I, personally, have sometimes found it hard to create a new town that reflects some inkling of the town you have actually lived in your whole life without becoming too sentimental or too fond of exact details. As a poet writing about specific places/relationships, how do you balance the language with the memory? Do you find it takes distance (mentally, physically, and emotionally) to properly give details of the past their proper diligence?

I think trying to weave in details you know and experiences you own, does take some distance, if you want to create something artful. For me, I need space away from the event and a certain amount of emotional distance, too, otherwise the writing can feel too raw, or too personal. I love that passage of Hugo’s and for me, getting into the personal history and the real accounts of the land and the history of the caves helped shift my perspective a little bit – those stories broadened my idea of the place. I also looked to certain word choices to lend the poems power. How I crafted some of the poems was very intentional on my part. For example, the use of “we” in my poem Thanksgiving – the line “No one would say what would happen / to the rest of us.” As soon as that new perspective entered the poem, it charged the poem and gave a new sense of energy to the poem, which, as a Poet, is the kind of moment I live for.

While “A Locking In” was a type of retreat for the speaker, the second half of the chapbook reads as a type of reminder to oneself that he/she can overcome the shadowy caves of the past by investigating the exact memories that lead to certain repressed feelings. The speaker has “come back…something bigger / than I was when we began.” Was this section more personal for you? I felt as though these memories were more vivid and alive once they had been given a voice to the outside world.

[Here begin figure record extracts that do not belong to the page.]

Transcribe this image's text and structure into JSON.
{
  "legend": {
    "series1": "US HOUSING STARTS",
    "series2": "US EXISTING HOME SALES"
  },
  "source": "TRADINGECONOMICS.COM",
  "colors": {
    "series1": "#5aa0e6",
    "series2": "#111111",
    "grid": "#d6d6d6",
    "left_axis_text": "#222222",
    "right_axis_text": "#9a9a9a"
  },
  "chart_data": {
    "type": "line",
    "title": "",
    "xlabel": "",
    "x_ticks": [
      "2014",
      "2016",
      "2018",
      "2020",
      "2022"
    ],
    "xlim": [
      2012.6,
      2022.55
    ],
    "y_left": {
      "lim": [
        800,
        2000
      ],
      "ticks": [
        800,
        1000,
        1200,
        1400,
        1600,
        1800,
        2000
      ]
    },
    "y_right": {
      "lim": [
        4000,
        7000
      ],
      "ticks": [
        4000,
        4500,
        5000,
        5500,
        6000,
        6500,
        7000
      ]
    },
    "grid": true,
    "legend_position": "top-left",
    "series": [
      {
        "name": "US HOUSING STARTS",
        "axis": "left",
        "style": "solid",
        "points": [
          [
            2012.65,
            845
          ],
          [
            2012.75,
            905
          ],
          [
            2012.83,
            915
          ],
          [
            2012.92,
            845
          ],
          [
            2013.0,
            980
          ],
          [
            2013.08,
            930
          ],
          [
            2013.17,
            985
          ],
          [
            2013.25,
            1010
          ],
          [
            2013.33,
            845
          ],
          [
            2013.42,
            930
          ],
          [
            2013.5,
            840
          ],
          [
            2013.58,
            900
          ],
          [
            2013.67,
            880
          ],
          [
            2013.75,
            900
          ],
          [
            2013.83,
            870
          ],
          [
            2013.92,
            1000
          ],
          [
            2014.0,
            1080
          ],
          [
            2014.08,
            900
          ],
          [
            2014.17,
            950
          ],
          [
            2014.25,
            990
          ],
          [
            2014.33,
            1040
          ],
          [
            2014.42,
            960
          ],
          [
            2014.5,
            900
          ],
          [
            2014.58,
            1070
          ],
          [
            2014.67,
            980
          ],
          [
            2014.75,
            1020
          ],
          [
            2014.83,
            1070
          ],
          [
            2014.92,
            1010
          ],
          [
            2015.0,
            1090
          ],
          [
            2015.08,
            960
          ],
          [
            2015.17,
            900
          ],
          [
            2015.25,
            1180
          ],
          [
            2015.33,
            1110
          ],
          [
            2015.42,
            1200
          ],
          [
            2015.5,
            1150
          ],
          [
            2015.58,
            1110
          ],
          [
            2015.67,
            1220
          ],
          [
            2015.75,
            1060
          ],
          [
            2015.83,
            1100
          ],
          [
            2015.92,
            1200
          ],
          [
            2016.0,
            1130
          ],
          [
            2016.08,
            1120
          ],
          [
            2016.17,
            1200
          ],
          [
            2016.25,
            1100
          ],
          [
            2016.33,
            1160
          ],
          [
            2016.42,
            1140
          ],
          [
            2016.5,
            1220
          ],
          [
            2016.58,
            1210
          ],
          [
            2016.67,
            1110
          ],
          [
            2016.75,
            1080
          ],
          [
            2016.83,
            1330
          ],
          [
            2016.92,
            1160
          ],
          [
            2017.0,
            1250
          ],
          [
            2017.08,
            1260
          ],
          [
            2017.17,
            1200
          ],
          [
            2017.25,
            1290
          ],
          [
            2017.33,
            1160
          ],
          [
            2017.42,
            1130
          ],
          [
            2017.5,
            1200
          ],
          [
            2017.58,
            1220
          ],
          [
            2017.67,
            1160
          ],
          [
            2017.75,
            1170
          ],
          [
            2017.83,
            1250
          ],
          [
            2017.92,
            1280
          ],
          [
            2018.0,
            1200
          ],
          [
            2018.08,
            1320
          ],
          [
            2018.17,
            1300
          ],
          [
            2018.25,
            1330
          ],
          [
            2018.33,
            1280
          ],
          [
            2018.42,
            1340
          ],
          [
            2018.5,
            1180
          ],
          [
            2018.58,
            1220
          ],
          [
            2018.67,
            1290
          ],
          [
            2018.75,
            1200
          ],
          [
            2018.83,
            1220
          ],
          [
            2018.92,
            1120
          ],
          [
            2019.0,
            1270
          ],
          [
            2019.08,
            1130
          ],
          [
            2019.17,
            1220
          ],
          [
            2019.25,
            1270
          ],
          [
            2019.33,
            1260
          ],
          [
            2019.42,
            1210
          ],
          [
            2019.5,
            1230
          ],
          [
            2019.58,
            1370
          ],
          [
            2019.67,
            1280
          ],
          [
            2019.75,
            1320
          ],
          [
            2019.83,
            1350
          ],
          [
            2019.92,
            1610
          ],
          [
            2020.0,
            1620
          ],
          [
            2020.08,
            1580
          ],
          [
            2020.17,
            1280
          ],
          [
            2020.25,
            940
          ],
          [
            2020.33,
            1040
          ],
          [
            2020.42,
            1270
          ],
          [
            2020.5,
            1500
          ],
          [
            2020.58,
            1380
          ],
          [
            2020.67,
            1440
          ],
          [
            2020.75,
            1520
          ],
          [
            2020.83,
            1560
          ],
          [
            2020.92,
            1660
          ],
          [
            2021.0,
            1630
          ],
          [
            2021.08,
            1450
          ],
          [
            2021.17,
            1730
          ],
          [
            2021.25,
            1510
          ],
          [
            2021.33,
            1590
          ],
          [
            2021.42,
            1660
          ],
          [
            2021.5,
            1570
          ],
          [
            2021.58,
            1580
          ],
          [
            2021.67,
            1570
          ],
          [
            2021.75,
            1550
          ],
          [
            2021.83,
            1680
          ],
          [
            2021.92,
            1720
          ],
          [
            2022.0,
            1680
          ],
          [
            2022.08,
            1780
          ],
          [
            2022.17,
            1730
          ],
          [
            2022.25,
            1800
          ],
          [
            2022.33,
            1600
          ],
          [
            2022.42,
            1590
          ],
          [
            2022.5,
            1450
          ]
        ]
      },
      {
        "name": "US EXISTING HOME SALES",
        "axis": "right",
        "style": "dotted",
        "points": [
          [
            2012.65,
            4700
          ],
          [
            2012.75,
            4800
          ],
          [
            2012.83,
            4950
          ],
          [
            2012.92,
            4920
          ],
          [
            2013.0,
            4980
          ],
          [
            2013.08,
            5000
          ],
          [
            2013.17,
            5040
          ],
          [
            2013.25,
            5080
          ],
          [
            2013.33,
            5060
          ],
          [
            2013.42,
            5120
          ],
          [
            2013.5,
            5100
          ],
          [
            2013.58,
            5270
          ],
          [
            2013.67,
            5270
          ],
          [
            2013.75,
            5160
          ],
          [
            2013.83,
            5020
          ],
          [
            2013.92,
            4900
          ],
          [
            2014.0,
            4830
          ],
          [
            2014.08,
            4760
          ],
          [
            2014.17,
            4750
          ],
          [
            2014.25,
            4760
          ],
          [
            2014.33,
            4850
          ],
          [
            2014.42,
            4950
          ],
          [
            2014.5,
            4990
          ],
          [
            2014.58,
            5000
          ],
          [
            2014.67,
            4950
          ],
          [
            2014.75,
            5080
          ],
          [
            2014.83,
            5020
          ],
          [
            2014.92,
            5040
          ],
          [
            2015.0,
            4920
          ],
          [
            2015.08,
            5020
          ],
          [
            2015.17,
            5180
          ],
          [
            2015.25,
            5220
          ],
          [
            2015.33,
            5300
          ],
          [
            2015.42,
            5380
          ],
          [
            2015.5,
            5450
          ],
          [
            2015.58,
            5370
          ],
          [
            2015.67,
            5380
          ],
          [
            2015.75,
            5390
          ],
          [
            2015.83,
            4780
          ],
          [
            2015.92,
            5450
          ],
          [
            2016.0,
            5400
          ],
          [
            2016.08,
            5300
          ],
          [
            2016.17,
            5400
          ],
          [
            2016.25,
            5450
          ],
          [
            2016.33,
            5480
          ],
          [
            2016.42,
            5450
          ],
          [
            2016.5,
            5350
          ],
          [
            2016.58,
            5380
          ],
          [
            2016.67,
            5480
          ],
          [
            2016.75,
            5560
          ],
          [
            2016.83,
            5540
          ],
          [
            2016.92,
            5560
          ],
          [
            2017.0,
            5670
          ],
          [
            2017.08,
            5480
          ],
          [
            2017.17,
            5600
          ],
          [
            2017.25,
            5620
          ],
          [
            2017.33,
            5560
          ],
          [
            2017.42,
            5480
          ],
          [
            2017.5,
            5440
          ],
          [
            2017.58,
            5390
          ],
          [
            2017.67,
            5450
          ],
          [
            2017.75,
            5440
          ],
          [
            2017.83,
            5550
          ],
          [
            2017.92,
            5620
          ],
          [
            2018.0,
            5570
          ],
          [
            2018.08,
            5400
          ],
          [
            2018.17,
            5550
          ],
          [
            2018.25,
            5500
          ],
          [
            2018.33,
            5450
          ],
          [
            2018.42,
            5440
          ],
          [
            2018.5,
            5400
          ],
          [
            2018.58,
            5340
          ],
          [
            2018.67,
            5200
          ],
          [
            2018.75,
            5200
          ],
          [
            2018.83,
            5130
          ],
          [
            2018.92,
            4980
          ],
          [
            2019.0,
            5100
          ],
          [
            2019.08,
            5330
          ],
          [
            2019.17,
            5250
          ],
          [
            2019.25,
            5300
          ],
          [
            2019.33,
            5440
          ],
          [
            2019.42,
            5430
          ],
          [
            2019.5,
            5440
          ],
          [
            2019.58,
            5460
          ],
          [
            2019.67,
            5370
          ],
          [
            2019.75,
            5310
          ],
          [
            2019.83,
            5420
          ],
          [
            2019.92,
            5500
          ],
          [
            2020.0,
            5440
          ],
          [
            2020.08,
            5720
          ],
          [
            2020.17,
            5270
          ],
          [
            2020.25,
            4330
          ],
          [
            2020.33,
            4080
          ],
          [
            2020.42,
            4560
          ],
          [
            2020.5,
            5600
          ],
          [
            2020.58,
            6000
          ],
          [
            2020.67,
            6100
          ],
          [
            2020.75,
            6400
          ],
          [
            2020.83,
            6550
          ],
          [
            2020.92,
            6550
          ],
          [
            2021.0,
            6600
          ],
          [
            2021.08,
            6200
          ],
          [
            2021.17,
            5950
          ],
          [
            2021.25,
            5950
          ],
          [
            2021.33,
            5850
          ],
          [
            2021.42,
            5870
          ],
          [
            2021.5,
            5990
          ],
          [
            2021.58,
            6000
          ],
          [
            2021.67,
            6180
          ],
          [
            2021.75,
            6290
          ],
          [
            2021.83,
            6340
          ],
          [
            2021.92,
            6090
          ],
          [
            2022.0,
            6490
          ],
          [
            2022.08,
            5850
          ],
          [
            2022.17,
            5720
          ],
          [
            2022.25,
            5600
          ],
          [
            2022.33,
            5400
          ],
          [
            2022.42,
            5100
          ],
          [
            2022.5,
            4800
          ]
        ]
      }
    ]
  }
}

Is this section a way of “rewriting the story”?

I think every poem I write is a way of rewriting the story. I’m always trying to make sense of an idea, a person, an experience. I write as a means to ask questions, and I don’t often get answers. But writing is a way of understanding what I think about something. What I’m searching for is emotional truth, and often that starts with a kernel of personal truth. From there, I try to expand on the idea and locate meaning on the page that feels real and earned. That being said, some poems are more personal than others. Others are purely fictional; a vehicle for me to explore an idea or an image I can’t forget because it seems charged with meaning and metaphorical possibilities.